Principe de Peter

En France (et peut-être ailleurs dans le monde, je n’en sais rien, je n’ai travaillé que dans notre beau pays), écrire du code est mal vu. C’est un boulot considéré comme vulgaire, peu estimé, peu estimable. C’est stupide, parce que développer correctement est un travail qui réclame des facultés intellectuelles tout à fait respectables, ainsi que le prouvent des gens comme Donald Knuth ou Dennis Ritchie (dont la mort la semaine dernière est passée relativement inaperçue). Mais c’est comme ça. Développer est perçu comme un boulot de technicien, comme un boulot sous-qualifié.

Du coup, quand un développeur fait bien son travail et qu’on cherche à lui offrir une promotion, on le nomme à un poste que l’on considère comme plus honorable, c’est à dire à un poste… de non-développeur. Paradoxe du métier : plus vous êtes bon, plus il y a de chances que vous écriviez moins de code, et écrire moins de code reste le meilleur moyen d'escalader l’échelle sociale et d’augmenter votre salaire.

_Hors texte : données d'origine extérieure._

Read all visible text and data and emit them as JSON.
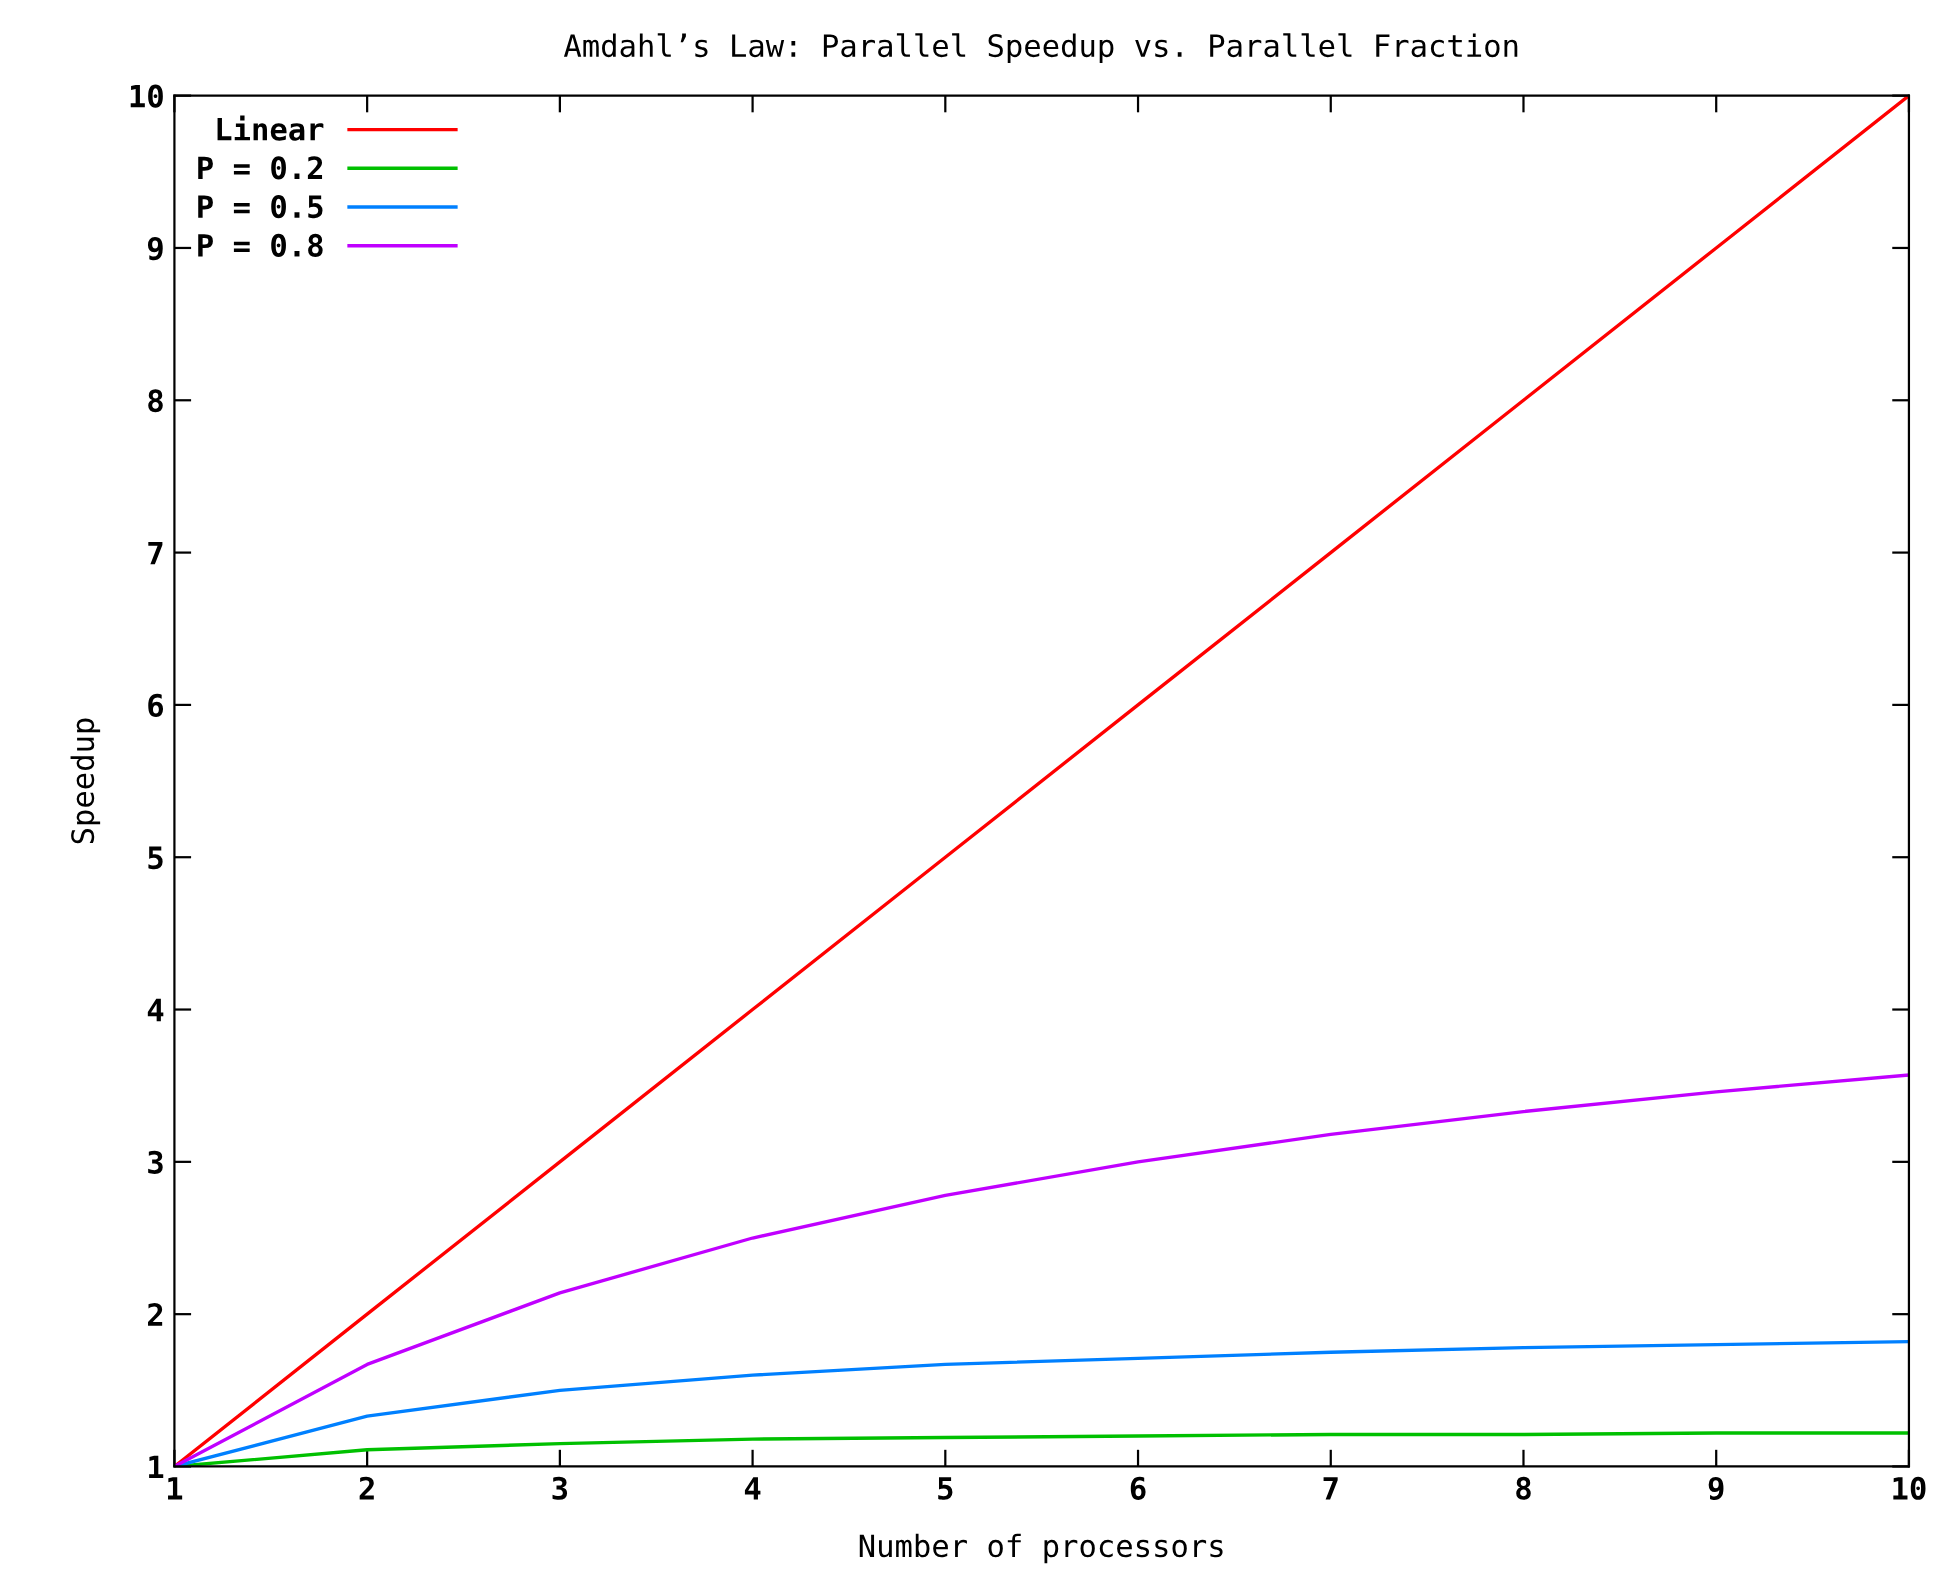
{
  "chart_data": {
    "type": "line",
    "title": "Amdahl’s Law: Parallel Speedup vs. Parallel Fraction",
    "xlabel": "Number of processors",
    "ylabel": "Speedup",
    "x": [
      1,
      2,
      3,
      4,
      5,
      6,
      7,
      8,
      9,
      10
    ],
    "series": [
      {
        "name": "Linear",
        "color": "#ff0000",
        "values": [
          1,
          2,
          3,
          4,
          5,
          6,
          7,
          8,
          9,
          10
        ]
      },
      {
        "name": "P = 0.2",
        "color": "#00c000",
        "values": [
          1,
          1.11,
          1.15,
          1.18,
          1.19,
          1.2,
          1.21,
          1.21,
          1.22,
          1.22
        ]
      },
      {
        "name": "P = 0.5",
        "color": "#0080ff",
        "values": [
          1,
          1.33,
          1.5,
          1.6,
          1.67,
          1.71,
          1.75,
          1.78,
          1.8,
          1.82
        ]
      },
      {
        "name": "P = 0.8",
        "color": "#c000ff",
        "values": [
          1,
          1.67,
          2.14,
          2.5,
          2.78,
          3,
          3.18,
          3.33,
          3.46,
          3.57
        ]
      }
    ],
    "xlim": [
      1,
      10
    ],
    "xticks": [
      1,
      2,
      3,
      4,
      5,
      6,
      7,
      8,
      9,
      10
    ],
    "ylim": [
      1,
      10
    ],
    "yticks": [
      1,
      2,
      3,
      4,
      5,
      6,
      7,
      8,
      9,
      10
    ],
    "grid": false,
    "legend": "top left",
    "marker": "none",
    "line_style": "solid"
  }
}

Il se trouve que je me débrouille plutôt bien en développement. Alors chez GrosseBouâte SA, ça n’a pas raté. J’y suis depuis à peine un an et on m’a déjà promu, en vertu de ce fameux principe qu’on ne peut quand même pas laisser un bon développeur faire son métier, juste son métier, rien que son métier. Me voilà donc manager d’une équipe de R&D, responsable des développements embarqués. Je passe mes journées à organiser des trucs et des machins, à tenir à jour des tableaux de bord, à répartir des tâches, à chiffrer des projets sur lesquels je ne travaillerai jamais, à faire des choix d’architecture que d’autres implémenteront.

Parfaite illustration du principe de Peter, car moi, je ne sais pas gérer l’humain. Quand un développeur de mon équipe vient me présenter avec fierté ce qu’il a réalisé, qu’il attend un compliment, des félicitations, un encouragement, alors que son boulot est objectivement si merdique qu’il faudra le refaire, je ne sais pas comment réagir, comment rectifier le tir sans être trop négatif. Quand un développeur ne parvient pas à coder un algorithme alors que je lui en fourni une description complète ainsi qu’un lien vers une page web qui en propose des exemples d’implémentation, je ne sais pas quoi dire d’autre que « mais enfin t’es con ou quoi ? ». (Oui, c’est du vécu.)

Je suis allé au magasin pour acheter quelques louches de diplomatie, deux doigts de psychologie et une pincée de pensée positive. Mais je n’ai pas trouvé. Alors je suis reparti avec Le management pour les nuls. On verra bien ce que ça donnera.